Polly Toynbee writes today that it would be a mistake for the next Labour leader to ditch the party’s most recent policies.
In her view, the party lost the election not because of its policies but because of its reputation and leader.
If that were the case, the party could win the next election with similar policies – so long as it addressed its other weaknesses.
But can you separate the policies from Labour’s weaknesses? That is, did Labour lose because of its policies or despite them?
A recent GQR poll for the TUC looks at these questions – but appears to give contradictory answers.
The poll unmistakably shows that the gap in perceived economic competence was crucial. It was the biggest factor helping the Tories (the top two reasons for voting Tory were that the economy was recovering, and the deficit was being cut); and hurting Labour (the top reason for not voting Labour was that they couldn’t be trusted with the economy).
And only 1 in 4 respondents think Labour had a good track record in government, compared with 1 in 2 for the Tories.
Popular policies
But, it also suggests that many of Labour’s policies were popular.
Labour made the NHS a major part of its campaign. It was the issue that respondents – including people Labour lost from 2010 to 2015: ‘Lost Labour’ – say most determined their vote, out of 13 tested. The poll also found Labour had a 57pt lead over the Tories on the NHS among Lost Labour.
And Labour’s economic policies seem to have been popular.
By comfortable majorities, voters – and particularly Lost Labour – say Labour should prioritise people in poverty over those on middle incomes; should be tougher on banks; should increase taxes on the rich; and should cut public spending more slowly.

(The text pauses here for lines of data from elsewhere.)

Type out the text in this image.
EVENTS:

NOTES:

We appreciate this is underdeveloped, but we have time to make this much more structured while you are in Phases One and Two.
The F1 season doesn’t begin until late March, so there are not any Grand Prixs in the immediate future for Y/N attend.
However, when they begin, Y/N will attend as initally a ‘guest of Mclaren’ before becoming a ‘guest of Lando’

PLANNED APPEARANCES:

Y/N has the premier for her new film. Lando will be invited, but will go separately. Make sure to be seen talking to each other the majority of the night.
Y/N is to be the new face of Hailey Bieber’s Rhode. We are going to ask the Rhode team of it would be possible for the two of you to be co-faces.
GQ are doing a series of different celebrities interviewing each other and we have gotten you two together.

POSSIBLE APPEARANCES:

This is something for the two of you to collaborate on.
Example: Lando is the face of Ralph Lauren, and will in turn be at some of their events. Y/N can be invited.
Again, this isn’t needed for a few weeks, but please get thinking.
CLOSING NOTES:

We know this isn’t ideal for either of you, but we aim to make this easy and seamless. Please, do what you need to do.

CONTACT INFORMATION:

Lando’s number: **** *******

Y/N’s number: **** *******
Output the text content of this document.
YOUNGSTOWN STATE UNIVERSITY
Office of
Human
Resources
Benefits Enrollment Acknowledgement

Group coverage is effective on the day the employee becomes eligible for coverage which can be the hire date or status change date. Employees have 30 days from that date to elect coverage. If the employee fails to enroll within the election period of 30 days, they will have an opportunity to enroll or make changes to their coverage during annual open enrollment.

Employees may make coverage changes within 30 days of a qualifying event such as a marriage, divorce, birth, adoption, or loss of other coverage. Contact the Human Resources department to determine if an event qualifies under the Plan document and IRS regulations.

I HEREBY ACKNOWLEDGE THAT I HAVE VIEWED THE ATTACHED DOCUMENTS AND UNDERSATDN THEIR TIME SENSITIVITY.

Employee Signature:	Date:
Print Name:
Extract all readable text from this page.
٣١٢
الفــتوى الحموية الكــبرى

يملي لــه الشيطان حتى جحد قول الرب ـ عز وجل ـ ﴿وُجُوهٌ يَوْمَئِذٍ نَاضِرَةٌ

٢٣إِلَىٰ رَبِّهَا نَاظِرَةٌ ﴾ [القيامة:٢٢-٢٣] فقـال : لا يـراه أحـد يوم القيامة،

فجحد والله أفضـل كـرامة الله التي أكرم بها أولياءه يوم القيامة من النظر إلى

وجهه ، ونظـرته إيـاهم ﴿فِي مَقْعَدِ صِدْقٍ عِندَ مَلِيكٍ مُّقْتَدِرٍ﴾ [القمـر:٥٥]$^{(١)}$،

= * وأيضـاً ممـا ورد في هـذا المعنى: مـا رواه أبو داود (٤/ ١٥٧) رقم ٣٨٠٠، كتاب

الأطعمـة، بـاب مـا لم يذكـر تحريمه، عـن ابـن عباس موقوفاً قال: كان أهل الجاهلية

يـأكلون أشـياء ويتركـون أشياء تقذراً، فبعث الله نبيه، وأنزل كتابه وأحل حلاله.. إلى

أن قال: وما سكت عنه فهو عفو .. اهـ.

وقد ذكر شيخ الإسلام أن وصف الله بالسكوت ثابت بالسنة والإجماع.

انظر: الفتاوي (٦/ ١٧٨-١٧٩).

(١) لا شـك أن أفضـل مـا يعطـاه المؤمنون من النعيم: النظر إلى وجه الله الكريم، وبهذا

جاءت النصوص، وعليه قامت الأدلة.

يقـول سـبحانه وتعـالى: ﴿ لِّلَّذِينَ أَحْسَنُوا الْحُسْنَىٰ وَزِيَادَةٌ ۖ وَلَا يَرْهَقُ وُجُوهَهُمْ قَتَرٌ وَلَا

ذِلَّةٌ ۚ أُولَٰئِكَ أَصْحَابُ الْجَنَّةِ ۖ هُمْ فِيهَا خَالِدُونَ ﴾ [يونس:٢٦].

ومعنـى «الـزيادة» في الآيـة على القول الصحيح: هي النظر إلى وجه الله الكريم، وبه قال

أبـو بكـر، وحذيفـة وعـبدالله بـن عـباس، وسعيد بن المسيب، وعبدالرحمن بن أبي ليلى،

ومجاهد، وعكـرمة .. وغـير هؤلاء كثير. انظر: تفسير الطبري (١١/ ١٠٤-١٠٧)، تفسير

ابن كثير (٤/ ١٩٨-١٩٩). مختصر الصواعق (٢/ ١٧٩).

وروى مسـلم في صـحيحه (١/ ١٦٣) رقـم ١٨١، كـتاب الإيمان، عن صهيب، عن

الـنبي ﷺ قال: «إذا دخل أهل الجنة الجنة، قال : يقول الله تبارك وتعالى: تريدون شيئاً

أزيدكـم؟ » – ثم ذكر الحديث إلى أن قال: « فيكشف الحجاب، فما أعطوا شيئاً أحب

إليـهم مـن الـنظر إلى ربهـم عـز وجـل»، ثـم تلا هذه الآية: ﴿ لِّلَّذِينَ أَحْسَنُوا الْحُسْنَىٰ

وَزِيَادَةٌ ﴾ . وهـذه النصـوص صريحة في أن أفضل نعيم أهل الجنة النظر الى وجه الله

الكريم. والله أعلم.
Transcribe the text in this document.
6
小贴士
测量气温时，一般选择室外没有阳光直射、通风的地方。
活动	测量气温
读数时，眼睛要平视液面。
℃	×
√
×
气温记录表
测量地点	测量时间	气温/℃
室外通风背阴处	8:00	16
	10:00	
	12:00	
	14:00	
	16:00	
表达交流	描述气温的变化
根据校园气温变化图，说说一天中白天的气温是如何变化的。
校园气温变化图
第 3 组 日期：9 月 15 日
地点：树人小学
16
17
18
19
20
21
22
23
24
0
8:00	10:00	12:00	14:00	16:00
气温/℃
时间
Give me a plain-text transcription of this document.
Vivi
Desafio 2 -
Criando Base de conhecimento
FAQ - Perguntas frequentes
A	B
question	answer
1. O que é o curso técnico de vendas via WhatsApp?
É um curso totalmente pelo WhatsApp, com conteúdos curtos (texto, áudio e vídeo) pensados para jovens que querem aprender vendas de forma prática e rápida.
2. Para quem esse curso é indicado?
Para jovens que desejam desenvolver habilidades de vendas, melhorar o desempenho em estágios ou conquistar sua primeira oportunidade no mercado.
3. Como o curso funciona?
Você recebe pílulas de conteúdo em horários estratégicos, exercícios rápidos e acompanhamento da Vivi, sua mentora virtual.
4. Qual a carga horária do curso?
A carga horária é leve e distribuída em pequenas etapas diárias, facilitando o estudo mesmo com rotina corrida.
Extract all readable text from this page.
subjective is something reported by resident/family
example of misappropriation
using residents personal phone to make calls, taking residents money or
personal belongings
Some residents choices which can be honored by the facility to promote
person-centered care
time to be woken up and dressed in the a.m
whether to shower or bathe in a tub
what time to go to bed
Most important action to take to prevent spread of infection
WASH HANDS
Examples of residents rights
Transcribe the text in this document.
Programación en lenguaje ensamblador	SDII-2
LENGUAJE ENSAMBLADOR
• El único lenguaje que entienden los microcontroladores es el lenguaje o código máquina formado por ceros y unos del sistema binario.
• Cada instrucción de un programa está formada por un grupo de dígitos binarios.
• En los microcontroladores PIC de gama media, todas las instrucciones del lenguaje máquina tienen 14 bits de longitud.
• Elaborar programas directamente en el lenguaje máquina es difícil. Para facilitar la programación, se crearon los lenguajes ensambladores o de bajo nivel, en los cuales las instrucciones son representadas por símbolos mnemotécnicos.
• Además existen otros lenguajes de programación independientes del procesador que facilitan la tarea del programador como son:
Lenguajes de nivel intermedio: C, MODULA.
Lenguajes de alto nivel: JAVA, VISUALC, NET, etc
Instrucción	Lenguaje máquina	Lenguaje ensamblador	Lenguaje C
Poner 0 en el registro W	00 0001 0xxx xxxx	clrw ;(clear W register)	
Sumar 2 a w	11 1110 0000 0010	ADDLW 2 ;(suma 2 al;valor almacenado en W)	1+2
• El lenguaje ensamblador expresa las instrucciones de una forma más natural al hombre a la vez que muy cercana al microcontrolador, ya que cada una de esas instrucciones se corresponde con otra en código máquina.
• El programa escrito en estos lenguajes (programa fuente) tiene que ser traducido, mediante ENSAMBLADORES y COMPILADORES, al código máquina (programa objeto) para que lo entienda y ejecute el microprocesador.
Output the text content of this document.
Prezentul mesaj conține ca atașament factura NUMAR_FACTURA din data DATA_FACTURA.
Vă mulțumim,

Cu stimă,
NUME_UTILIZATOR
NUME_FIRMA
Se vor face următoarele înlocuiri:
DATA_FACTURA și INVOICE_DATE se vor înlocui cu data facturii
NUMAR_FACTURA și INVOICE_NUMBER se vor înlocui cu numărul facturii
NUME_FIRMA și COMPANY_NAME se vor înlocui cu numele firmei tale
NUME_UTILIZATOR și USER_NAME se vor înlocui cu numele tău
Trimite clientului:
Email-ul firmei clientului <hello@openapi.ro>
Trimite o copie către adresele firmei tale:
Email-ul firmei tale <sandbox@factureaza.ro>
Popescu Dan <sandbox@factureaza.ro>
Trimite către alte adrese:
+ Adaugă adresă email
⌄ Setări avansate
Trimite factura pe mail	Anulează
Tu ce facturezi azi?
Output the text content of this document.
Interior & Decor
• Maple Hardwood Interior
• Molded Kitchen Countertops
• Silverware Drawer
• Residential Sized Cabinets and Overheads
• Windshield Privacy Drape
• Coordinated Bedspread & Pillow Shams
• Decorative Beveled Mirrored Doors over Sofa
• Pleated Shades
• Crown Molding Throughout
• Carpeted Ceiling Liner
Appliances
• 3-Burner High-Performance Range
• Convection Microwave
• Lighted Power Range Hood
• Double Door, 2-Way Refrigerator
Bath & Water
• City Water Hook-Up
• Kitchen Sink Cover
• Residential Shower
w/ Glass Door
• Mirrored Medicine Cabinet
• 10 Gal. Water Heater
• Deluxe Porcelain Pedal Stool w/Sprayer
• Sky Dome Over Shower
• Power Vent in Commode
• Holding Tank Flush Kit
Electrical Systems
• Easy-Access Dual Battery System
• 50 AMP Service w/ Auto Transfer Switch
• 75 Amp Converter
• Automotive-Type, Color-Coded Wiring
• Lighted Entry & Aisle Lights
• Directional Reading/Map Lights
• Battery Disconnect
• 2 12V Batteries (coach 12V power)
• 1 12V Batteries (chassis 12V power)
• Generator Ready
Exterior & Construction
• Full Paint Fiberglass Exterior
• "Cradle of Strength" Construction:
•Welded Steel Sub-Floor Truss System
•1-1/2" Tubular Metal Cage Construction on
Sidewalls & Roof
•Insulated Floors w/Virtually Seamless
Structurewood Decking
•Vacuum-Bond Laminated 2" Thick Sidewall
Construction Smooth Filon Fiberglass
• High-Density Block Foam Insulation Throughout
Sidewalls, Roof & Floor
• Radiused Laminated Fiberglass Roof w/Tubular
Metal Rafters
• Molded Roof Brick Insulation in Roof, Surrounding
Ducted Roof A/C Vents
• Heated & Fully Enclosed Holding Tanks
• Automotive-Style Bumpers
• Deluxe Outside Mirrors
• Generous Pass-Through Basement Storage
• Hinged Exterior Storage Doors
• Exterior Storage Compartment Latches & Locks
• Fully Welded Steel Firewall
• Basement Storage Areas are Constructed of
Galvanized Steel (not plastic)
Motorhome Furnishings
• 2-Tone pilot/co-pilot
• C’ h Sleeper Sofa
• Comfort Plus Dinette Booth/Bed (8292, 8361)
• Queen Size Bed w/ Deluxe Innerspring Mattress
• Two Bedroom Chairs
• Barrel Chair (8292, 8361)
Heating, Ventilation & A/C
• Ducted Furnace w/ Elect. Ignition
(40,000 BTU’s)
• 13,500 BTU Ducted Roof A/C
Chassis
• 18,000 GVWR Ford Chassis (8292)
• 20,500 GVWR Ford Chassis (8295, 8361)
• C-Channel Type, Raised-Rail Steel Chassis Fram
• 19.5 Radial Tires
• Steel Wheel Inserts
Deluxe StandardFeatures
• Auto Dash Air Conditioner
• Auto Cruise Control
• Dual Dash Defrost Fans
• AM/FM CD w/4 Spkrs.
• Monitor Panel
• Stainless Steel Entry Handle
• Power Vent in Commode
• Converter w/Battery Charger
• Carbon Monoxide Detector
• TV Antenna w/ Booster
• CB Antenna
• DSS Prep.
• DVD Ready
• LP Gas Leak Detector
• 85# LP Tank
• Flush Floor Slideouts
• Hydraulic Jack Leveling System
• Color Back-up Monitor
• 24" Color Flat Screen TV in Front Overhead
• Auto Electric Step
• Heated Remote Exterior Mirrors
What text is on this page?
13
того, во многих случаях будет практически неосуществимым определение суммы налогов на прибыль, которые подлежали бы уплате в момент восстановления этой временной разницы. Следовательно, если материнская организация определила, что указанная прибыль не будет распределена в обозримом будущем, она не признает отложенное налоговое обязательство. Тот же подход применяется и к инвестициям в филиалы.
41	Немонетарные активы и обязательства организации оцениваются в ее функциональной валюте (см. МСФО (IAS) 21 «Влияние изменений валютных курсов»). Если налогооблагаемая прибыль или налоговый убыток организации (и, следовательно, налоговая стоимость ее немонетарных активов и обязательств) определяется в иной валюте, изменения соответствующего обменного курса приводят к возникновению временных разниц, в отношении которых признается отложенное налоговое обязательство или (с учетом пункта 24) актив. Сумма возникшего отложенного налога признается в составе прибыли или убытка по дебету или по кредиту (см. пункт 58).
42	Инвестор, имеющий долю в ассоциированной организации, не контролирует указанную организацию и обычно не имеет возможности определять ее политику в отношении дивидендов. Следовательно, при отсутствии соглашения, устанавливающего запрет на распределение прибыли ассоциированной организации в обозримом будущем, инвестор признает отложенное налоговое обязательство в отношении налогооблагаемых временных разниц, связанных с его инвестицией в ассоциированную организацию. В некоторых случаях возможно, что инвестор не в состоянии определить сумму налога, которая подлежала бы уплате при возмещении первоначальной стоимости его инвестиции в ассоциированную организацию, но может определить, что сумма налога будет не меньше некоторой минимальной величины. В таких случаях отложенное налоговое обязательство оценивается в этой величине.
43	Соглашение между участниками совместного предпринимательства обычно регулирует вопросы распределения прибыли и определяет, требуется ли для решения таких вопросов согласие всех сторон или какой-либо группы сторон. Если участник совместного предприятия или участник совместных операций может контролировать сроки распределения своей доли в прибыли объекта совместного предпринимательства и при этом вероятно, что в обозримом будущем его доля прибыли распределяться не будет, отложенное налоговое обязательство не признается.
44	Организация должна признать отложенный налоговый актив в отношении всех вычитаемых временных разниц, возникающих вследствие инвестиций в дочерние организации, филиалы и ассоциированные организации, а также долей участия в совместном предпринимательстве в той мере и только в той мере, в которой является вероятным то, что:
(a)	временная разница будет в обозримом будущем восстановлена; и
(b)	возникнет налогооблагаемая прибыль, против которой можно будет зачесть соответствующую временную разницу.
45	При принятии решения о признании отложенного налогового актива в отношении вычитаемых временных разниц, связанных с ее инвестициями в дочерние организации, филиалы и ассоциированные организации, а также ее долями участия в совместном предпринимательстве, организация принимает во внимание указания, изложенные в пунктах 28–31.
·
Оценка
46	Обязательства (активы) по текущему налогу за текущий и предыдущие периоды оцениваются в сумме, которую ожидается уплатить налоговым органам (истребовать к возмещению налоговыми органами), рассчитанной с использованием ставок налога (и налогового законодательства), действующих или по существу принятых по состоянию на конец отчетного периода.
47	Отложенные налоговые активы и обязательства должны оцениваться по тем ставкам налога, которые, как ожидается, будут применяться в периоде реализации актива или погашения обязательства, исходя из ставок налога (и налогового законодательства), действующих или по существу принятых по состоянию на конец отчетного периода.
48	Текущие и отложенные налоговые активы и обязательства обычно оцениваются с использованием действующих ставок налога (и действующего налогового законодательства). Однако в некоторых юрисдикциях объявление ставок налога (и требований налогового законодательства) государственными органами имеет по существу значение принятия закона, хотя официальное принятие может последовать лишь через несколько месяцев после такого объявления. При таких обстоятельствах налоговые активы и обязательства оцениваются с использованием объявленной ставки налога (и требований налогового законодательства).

The poll found strong support for each of the economically populist policies it tested: increasing the minimum wage and pensions, banning zero-hour contracts, cracking down on tax evasion by the rich, and building more houses.
There’s even a clear lead for predistributive economics: increasing low wages rather than reducing inequality through the tax system.
We also know from other polls – like this by ICM for the High Pay Centre – that Ukip voters are typically fiscally left-wing, suggesting a way for Labour to win back many of them.
So this interpretation suggests Labour could do well with an economically populist position. Essentially, it says Miliband’s instincts were electorally popular; he just failed to be heard or to convince people he could deliver.
Sum of the parts
But you could quite reasonably look at the poll and conclude it shows that those policies made it impossible for Labour to shake off the reputation for economic incompetence.
The poll shows that Labour was already seen as on the side of working people: much more than the Tories. So it looks like many people liked those policies and were aware of Labour’s position – yet still didn’t vote Labour.
It also found more people think economic growth comes from deficit reduction and lower taxes rather than from investment or helping working people: a more conservative position than support for the other policies suggest.
That said, I don’t think you can really answer the question from the data: in fact I think it can’t really be tested with polls like these.
It’s likely that any policy platform that combined these popular economic positions would be savaged as economically irresponsible – particularly if it was presented by Labour with its current lack of economic trust.
Ukip demonstrate this. They have a collection of policies that are individually hugely popular (including banning immigrants with HIV from treatment).
Yet nearly 3 in 4 say they either didn’t particularly consider voting Ukip or didn’t consider it at all.
It didn’t take a political genius to have predicted that, combined, Ukip’s socially regressive policies would be less popular than the sum of their parts. A collection of such policies brings a toxic reputation.
Returning to Labour, you could try to test this in a poll that put together alternative policy positions, threw attack lines at them and saw where people ended up. You’d need to take into account who they’re associated with: perversely the Tories would probably be seen as much more plausible now if they presented redistributive policies than Labour would be.
But it’s still an artificial test that doesn’t really model the real world. There would continue to be a difference between the effect of attacks you tested in a poll and the cumulative effect of being battered from all directions for supposed economic incompetence.
The problem for Labour isn’t toxicity, it’s credibility. There’s no problem with people thinking Labour’s heart is in the right place – the problem is with demonstrating that Labour is capable of delivering on this goodwill.
So there’s a danger that all you get from testing policy positions like these is a list of policies that further encourage Labour to show they’re led by well-meaning people.
But sometimes – and particularly in the absence of credibility – popular policy + popular policy = unpopular position.
By focusing on individually popular policies, Toynbee is ignoring the challenge Labour faces in convincing people they can deliver those policies.
This is why what I take from the GQR poll is that the priority for Labour over the next few years shouldn’t be about finding policies that are popular now. It should be about re-building its credibility so that it once again has permission to offer popular policies in time for 2020.